Trinkwasser
Eine Geschichte von Carla
Carla hat eine Ausbildung und lange Berufserfahrung im medizinischen Bereich. Aus politischen Gründen ist sie mit ihrem Mann und zwei kleinen Kindern aus Lateinamerika nach Deutschland gekommen.
Beide wollen sich schnell integrieren und sind sehr engagiert. Ihr Mann nimmt einen Job in der Landwirtschaft an. Carla besucht eine Gruppe zum Deutschlernen, während sie auf einen Platz in einem offiziellen Integrationskurs wartet. Und sie bewirbt sich darum, ehrenamtlich in einem Krankenhaus arbeiten zu können, um hier erste Berufserfahrungen sammeln zu können und ihre Sprachkenntnisse zu verbessern.
Sie haben inzwischen eine kleine Wohnung in einem hohen Mehrfamilienhaus und kommen mit finanzieller Unterstützung einigermaßen über die Runden. Vieles ist ganz anders als in ihrem Herkunftsland. Manches ist – vermeintlich - gleich. Aber anstrengend ist es schon das Trinkwasser, das sie jeden Tag im Supermarkt kaufen, die vielen Treppen herauf zutragen…
Erst durch Zufall, in der Pause eines Beratungsgespräches, erfährt sie, dass die ganze Wasserschlepperei völlig umsonst war. Carla und ihrer Familie war nicht bewusst, dass man in Deutschland Leitungswasser bedenkenlos trinken, Obst und Gemüse damit abwaschen, sich die Zähne putzen oder (ungekochte) Nahrung damit zubereiten kann. Acht Monate (!) haben sie von ihrem wenigen Geld unnötigerweise Wasser gekauft und die Treppen heraufgetragen.

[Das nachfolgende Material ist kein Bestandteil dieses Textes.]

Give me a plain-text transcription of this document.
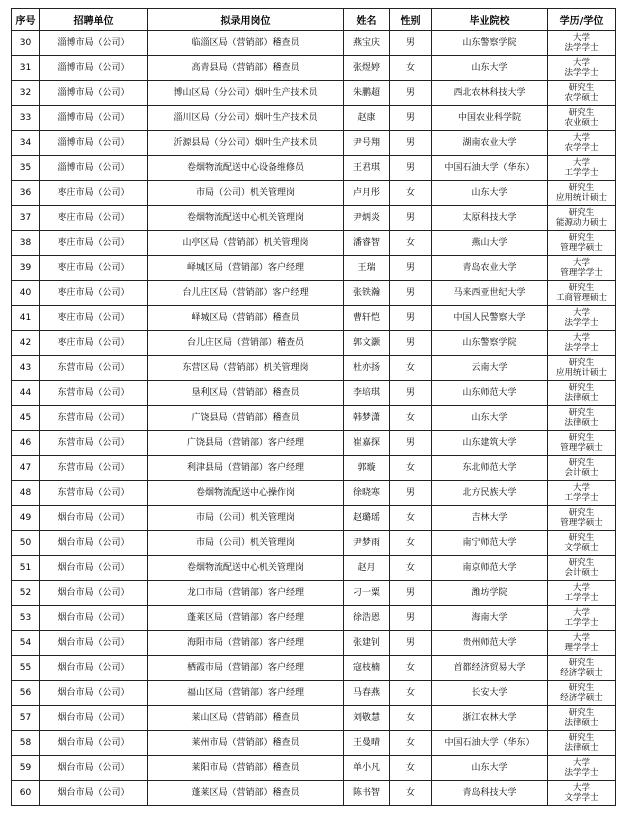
序号	招聘单位	拟录用岗位	姓名	性别	毕业院校	学历/学位
30	淄博市局（公司）	临淄区局（营销部）稽查员	燕宝庆	男	山东警察学院	大学
法学学士

31	淄博市局（公司）	高青县局（营销部）稽查员	张煜婷	女	山东大学	大学
法学学士

32	淄博市局（公司）	博山区局（分公司）烟叶生产技术员	朱鹏超	男	西北农林科技大学	研究生
农学硕士

33	淄博市局（公司）	淄川区局（分公司）烟叶生产技术员	赵康	男	中国农业科学院	研究生
农业硕士

34	淄博市局（公司）	沂源县局（分公司）烟叶生产技术员	尹号翔	男	湖南农业大学	大学
农学学士

35	淄博市局（公司）	卷烟物流配送中心设备维修员	王君琪	男	中国石油大学（华东）	大学
工学学士

36	枣庄市局（公司）	市局（公司）机关管理岗	卢月彤	女	山东大学	研究生
应用统计硕士

37	枣庄市局（公司）	卷烟物流配送中心机关管理岗	尹炳炎	男	太原科技大学	研究生
能源动力硕士

38	枣庄市局（公司）	山亭区局（营销部）机关管理岗	潘睿智	女	燕山大学	研究生
管理学硕士

39	枣庄市局（公司）	峄城区局（营销部）客户经理	王瑞	男	青岛农业大学	大学
管理学学士

40	枣庄市局（公司）	台儿庄区局（营销部）客户经理	张铁瀚	男	马来西亚世纪大学	研究生
工商管理硕士

41	枣庄市局（公司）	峄城区局（营销部）稽查员	曹轩恺	男	中国人民警察大学	大学
法学学士

42	枣庄市局（公司）	台儿庄区局（营销部）稽查员	郭文灏	男	山东警察学院	大学
法学学士

43	东营市局（公司）	东营区局（营销部）机关管理岗	杜亦扬	女	云南大学	研究生
应用统计硕士

44	东营市局（公司）	垦利区局（营销部）稽查员	李培琪	男	山东师范大学	研究生
法律硕士

45	东营市局（公司）	广饶县局（营销部）稽查员	韩梦潇	女	山东大学	研究生
法律硕士

46	东营市局（公司）	广饶县局（营销部）客户经理	崔嘉探	男	山东建筑大学	研究生
管理学硕士

47	东营市局（公司）	利津县局（营销部）客户经理	郭璇	女	东北师范大学	研究生
会计硕士

48	东营市局（公司）	卷烟物流配送中心操作岗	徐晓寒	男	北方民族大学	大学
工学学士

49	烟台市局（公司）	市局（公司）机关管理岗	赵璐瑶	女	吉林大学	研究生
管理学硕士

50	烟台市局（公司）	市局（公司）机关管理岗	尹梦雨	女	南宁师范大学	研究生
文学硕士

51	烟台市局（公司）	卷烟物流配送中心机关管理岗	赵月	女	南京师范大学	研究生
会计硕士

52	烟台市局（公司）	龙口市局（营销部）客户经理	刁一粟	男	潍坊学院	大学
工学学士

53	烟台市局（公司）	蓬莱区局（营销部）客户经理	徐浩恩	男	海南大学	大学
工学学士

54	烟台市局（公司）	海阳市局（营销部）客户经理	张建钊	男	贵州师范大学	大学
理学学士

55	烟台市局（公司）	栖霞市局（营销部）客户经理	寇枝楠	女	首都经济贸易大学	研究生
经济学硕士

56	烟台市局（公司）	福山区局（营销部）客户经理	马春燕	女	长安大学	研究生
经济学硕士

57	烟台市局（公司）	莱山区局（营销部）稽查员	刘敬慧	女	浙江农林大学	研究生
法律硕士

58	烟台市局（公司）	莱州市局（营销部）稽查员	王曼晴	女	中国石油大学（华东）	研究生
法律硕士

59	烟台市局（公司）	莱阳市局（营销部）稽查员	单小凡	女	山东大学	大学
法学学士

60	烟台市局（公司）	蓬莱区局（营销部）稽查员	陈书智	女	青岛科技大学	大学
文学学士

Was sagt uns diese kleine Geschichte?
Wenn wir verreisen, auswandern, flüchten haben wir immer Gepäck dabei. Selbst wenn uns alles Materielle abhandenkommt – unsere kulturell und klimatisch geprägten Gewohnheiten, Grundwerte ebenso wie Alltagshandlungen, kommen mit. Natürlich stellen wir in der neuen Umgebung fest, dass manches anders ist, dass wir einen Teil des alten Gepäcks nicht benötigen, dass wir neue Verhaltensweisen lernen müssen. Doch was genau? Gerade die vermeintlich einfachen Dinge des Alltags können sehr komplex sein und gleichzeitig völlig vernachlässigt werden – eben, weil es sich um Alltägliches, Banales handelt. Manche Zugewanderte können eher Grammatikregeln herunterbeten oder Präsidenten aufsagen. Wichtig, ja, doch zunächst gibt es vielleicht noch Wichtigeres.
Und gerade wenn jemand schon eine Weile in einem anderen Land oder einer neuen Umgebung lebt, kommt er selbst und auch Außenstehende oft nicht darauf, dass nach wie vor einfache, grundsätzliche Dinge unklar sein können.
Wer von klein auf gewohnt ist, dass man Wasser in Plastikkanistern kauft, es auf mit Lastwagen oder Motorrädern regelmäßig angeliefert wird, kennt es nicht anders und überträgt dies auch auf andere geographische Regionen. Das ist letztlich nicht schlimm, es kostet „nur“ unnötig Geld und Mühe.
Wer von klein auf gewöhnt ist, sich bei Durst mal eben das Glas unter den Wasserhahn zu halten, oder aus Leitungswasser hergestellte Eiswürfel in die Limonade zu kippen und dies gedankenlos in tropischen Regionen macht, kann schnell ernsthaft erkranken. In ihrer Herkunftskultur war das Verhalten von Carla und ihrer Familien also absolut sinnvoll.
Helfen wir daher Touristen, Zugewanderten, Geflüchteten, indem wir mit ihnen auch auf die Banalitäten des Alltags achten und nicht erwarten, dass sie alles wissen müssten, weil das doch “normal“ sei. Seien wir selbst aufmerksam, wenn wir in andere Kulturen reisen. Beobachten, fragen und hoffen wir auf hilfsbereite Menschen.
Und seien wir dankbar für unsere oft so als selbstverständlich empfundene gute Wasserversorgung!